Mereka sudah sampai di arena bermain, Bima terlihat antusias menaiki rumah-rumahan. Anak itu memang susah untuk berbaur, tapi cukup mudah untuk beradaptasi dengan lingkungan anak kecil lainnya yang beberapa adalah tetangga dalam satu kompleks. Jadi sering ia jumpai sehingga membuatnya tidak menjaga jarak. Mengamati Bima yang asyik bermain,  Allun memilih duduk tidak terlalu jauh dari jarak pandangannya pada Bima dan sesekali memainkan ponselnya.

"Ayah! Ayah, Nda! Ayahhhh!"

Gerakan refleks Allun yang mendengar lengkingan suara Bima segera berlari dengan raut paniknya tanpa mendengar dengan seksama apa yang Bima katakan tadi.

"Bim kenapa? Jatoh? Kenapa tiba-tiba ada di ayunan sih? Kan Nda udah bilang, kalau mau ke ayunan panggil aja. Kenapa main sendiri sih nanti-"

"Tadi aku yang bantu dia," potong seseorang yang sejak tadi berdiri di belakang Bima.

Allun spontan mendongak saat mengenali suara familiar itu dan dugaannya benar.

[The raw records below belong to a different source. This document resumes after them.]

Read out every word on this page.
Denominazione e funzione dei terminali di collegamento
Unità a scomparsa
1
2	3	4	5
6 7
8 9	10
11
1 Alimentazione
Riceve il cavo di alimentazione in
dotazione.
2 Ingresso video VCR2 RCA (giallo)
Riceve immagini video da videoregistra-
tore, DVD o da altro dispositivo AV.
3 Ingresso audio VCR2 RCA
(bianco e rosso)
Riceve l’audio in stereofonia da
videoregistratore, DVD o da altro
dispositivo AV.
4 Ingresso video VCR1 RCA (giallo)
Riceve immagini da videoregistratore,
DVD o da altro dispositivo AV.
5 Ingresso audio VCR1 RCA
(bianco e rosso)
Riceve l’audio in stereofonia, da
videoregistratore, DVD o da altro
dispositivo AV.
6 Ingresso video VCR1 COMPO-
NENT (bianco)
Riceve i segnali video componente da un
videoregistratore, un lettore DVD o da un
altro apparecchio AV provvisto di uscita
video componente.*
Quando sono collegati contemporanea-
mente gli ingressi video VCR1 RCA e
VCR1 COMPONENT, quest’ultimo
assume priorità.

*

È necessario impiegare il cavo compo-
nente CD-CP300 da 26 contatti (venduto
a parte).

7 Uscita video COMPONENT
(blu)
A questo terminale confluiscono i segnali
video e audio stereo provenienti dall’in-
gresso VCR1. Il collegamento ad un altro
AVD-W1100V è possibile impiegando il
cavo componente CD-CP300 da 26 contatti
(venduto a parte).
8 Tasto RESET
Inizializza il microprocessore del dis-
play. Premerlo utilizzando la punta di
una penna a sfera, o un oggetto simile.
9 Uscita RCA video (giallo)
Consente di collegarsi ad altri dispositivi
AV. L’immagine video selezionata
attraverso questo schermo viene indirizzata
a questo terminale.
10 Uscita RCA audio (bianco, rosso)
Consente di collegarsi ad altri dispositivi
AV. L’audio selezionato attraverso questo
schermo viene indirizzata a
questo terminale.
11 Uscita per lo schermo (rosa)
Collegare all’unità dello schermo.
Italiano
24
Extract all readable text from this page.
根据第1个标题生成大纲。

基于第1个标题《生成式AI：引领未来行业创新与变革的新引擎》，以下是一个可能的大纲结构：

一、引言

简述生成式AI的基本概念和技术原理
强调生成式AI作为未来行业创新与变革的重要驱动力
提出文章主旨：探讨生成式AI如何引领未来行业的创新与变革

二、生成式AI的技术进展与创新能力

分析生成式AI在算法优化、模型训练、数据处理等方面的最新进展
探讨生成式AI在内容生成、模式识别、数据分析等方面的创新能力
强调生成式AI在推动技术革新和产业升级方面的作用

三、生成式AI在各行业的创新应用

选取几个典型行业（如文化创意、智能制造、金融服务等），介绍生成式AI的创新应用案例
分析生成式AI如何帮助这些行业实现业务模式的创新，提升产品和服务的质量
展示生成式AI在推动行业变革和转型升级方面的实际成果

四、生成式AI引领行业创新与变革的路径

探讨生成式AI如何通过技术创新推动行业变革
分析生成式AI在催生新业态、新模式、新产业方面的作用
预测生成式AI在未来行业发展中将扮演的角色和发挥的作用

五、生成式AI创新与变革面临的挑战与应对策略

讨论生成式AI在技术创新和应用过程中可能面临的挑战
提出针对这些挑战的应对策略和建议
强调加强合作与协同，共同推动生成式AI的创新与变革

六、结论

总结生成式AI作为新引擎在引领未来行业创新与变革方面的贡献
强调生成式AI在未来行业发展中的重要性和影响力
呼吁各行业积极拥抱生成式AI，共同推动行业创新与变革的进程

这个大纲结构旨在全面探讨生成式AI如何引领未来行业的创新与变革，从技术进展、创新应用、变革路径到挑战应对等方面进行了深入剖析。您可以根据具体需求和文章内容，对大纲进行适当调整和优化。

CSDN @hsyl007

Awan ada di sini! Belum sempat Allun menyapa Awan, dari arah pintu masuk taman arena terlihat barisan tujuh orang anak kecil menghampirinya dengan riang membuatnya makin tak percaya dengan situasi saat ini.

"MAMI SENJAAAA!!!"

Kalau kata Dimas, barisan playgroup datang!





•°•°•°•°•°•°•







Situasi memalukan yang dibayangkan Allun ternyata salah besar. Ia kira, dengan kehadiran tujuh anak kecil berusia dibawah sepuluh tahun dan satu anak berumur dua belas tahun adalah hal menegangkan jika saja orang yang kini tertawa bersama anak-anak itu adalah Dimas. Namun lain halnya jika ia adalah Awan.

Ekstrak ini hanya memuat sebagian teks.